Daunting Daylight Savings

Daunting Daylight Savings

Brandon Czaplicki, Writer

 Daylight savings is when people around the world change their clocks back an hour during late fall, and forward an hour during early spring. The change in time can have short-term effects on people’s sleep schedules due to the changing of the clocks. According to Web Exhibits, a Swedish study found that the risk of having a heart attack increases in the first 3 weekdays after switching to DST in the spring. In the same article, it’s said that Benjamin Franklin and his friends had proposed advancing clocks 20 minutes on each of the four Sundays in April, and then doing the same thing but backwards on four Sundays in September. But if you dig deeper, you’ll find out that the daylight-saving tradition which was adopted in the United States a hundred years ago. While people might feel not as tired in the fall, when the clocks “spring” forward, people often feel temporarily exhausted with the change of the clocks. 

The brain’s internal clock can take up to a week to adjust to a new time change, and many people will experience trouble falling asleep and staying asleep during that period. Interestingly, those risks are higher during the first three days of Daylight Savings Time in the spring than during the first few days of Standard Time in the fall. A 2008 Swedish study in the New England Journal of Medicine found that the day after the fall time change, there are fewer heart attacks, possibly linking getting extra sleep and a reduced risk of heart attack. 
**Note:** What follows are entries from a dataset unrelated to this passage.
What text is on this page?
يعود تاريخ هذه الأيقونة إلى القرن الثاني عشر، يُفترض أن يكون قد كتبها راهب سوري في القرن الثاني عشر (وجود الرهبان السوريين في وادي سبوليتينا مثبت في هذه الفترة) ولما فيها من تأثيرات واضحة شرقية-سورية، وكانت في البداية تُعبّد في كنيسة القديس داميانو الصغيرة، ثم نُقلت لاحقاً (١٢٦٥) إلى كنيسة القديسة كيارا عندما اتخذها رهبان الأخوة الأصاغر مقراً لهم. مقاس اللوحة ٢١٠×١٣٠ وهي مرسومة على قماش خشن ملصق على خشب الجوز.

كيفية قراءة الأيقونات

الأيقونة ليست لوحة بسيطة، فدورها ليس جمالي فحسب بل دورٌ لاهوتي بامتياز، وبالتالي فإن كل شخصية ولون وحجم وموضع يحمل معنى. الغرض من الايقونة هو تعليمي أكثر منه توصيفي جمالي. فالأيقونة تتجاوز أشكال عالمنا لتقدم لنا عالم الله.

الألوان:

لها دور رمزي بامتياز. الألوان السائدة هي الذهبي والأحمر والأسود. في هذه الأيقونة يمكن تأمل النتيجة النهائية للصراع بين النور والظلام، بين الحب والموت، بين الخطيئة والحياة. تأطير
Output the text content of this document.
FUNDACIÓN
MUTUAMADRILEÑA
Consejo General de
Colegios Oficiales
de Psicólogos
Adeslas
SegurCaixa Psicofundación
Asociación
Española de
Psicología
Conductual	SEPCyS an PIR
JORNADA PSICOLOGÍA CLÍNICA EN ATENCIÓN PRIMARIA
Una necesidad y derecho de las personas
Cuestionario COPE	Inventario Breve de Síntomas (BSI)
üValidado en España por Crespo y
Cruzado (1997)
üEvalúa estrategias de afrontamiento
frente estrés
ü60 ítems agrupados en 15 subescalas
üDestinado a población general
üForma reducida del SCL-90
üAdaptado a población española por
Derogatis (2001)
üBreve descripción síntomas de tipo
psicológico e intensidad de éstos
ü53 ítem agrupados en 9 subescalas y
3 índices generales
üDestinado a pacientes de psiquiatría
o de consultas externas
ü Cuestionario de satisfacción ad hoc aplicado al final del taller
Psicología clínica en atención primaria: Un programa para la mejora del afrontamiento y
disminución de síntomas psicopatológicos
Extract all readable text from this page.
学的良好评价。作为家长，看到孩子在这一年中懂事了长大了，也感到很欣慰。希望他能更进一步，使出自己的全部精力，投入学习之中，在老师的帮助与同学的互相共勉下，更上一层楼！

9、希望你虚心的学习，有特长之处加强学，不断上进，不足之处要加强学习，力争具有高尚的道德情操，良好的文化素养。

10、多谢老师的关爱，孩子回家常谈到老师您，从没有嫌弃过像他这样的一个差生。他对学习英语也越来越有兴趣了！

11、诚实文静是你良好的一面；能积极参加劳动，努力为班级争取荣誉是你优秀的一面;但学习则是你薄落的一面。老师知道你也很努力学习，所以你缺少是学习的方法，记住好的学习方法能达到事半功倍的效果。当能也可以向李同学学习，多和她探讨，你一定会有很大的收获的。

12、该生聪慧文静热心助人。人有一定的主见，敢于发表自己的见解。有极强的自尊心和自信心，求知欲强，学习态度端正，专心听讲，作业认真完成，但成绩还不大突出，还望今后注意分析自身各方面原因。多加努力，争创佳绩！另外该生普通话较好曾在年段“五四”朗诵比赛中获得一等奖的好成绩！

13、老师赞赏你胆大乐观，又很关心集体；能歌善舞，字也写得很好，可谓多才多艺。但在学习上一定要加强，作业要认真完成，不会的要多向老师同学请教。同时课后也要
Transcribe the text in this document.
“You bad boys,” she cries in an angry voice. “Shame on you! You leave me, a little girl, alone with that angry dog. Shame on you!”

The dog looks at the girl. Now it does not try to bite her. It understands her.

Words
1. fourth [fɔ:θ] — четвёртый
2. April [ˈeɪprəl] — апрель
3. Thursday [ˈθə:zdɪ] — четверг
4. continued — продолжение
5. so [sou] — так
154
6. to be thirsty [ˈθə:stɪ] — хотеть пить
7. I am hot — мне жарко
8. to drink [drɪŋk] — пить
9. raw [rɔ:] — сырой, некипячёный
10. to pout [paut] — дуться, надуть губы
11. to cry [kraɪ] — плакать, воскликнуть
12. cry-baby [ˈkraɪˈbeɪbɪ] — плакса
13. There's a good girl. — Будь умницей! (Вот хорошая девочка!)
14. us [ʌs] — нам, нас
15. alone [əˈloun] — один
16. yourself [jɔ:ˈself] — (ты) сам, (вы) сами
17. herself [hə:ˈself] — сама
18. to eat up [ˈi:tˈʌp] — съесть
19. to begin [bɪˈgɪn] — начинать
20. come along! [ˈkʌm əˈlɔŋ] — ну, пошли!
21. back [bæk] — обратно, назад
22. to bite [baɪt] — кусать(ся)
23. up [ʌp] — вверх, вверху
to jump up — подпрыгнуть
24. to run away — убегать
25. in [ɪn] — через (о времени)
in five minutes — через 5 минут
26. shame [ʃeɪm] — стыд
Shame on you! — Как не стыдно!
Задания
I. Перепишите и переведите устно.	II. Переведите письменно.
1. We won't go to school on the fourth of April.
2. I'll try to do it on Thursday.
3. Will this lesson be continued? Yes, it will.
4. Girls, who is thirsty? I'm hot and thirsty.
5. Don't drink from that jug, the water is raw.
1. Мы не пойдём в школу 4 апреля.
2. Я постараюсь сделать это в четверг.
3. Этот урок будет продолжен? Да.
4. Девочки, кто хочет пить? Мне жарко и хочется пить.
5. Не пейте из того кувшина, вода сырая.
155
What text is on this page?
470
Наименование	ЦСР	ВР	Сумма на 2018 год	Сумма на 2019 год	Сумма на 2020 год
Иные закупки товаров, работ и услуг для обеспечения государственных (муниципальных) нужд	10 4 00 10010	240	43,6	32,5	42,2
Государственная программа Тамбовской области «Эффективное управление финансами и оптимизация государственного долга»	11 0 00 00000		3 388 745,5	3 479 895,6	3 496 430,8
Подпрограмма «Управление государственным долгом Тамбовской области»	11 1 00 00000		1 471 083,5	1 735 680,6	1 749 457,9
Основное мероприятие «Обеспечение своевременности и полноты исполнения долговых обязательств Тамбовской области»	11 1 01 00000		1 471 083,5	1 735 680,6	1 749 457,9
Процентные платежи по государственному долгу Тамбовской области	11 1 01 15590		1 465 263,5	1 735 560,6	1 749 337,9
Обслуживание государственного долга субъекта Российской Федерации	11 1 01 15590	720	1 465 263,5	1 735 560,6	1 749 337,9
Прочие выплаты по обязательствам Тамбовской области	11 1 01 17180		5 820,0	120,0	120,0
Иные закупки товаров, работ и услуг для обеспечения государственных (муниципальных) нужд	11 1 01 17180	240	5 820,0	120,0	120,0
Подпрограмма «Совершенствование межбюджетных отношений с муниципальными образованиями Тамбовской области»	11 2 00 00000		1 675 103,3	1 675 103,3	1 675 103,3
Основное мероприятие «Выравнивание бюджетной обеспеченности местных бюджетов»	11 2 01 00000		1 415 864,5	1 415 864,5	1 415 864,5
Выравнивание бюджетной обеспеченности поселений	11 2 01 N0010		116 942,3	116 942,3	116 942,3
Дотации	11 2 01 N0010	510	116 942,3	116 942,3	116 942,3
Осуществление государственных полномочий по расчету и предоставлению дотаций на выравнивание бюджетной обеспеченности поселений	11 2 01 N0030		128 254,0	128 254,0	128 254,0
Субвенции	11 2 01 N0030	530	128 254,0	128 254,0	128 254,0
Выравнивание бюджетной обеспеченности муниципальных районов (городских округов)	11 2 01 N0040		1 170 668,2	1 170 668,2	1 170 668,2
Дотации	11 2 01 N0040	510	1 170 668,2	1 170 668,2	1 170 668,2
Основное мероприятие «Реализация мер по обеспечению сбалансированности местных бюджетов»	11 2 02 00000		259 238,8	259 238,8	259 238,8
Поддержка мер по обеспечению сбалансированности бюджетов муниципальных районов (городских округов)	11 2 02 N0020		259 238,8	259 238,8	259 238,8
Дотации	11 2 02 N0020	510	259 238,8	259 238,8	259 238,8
However, not all states abide by these rules of the time changes. Arizona and Hawaii refuse to change their clocks. Both Massachusetts and Maine have considered getting off DST, but have yet to do so. Internationally, 70 nations practice Daylight Saving Time, but that barely makes up 40% of the countries in the world. 

Many farmers don’t like losing that extra hour in the fall because it gives farmers less time to work outside in the light. DST means an hour less in the morning to milk the cows or harvest crops to market. 

According to congress, the Energy Policy Act of 2005 extended DST by another month, in an effort to save electricity; however, A 2008 US Department of Energy study found that the decrease of electricity was just 0.003%.

Whether or Daylight Savings Time is effective is still up for debate. Nonetheless, for now, it is here to stay.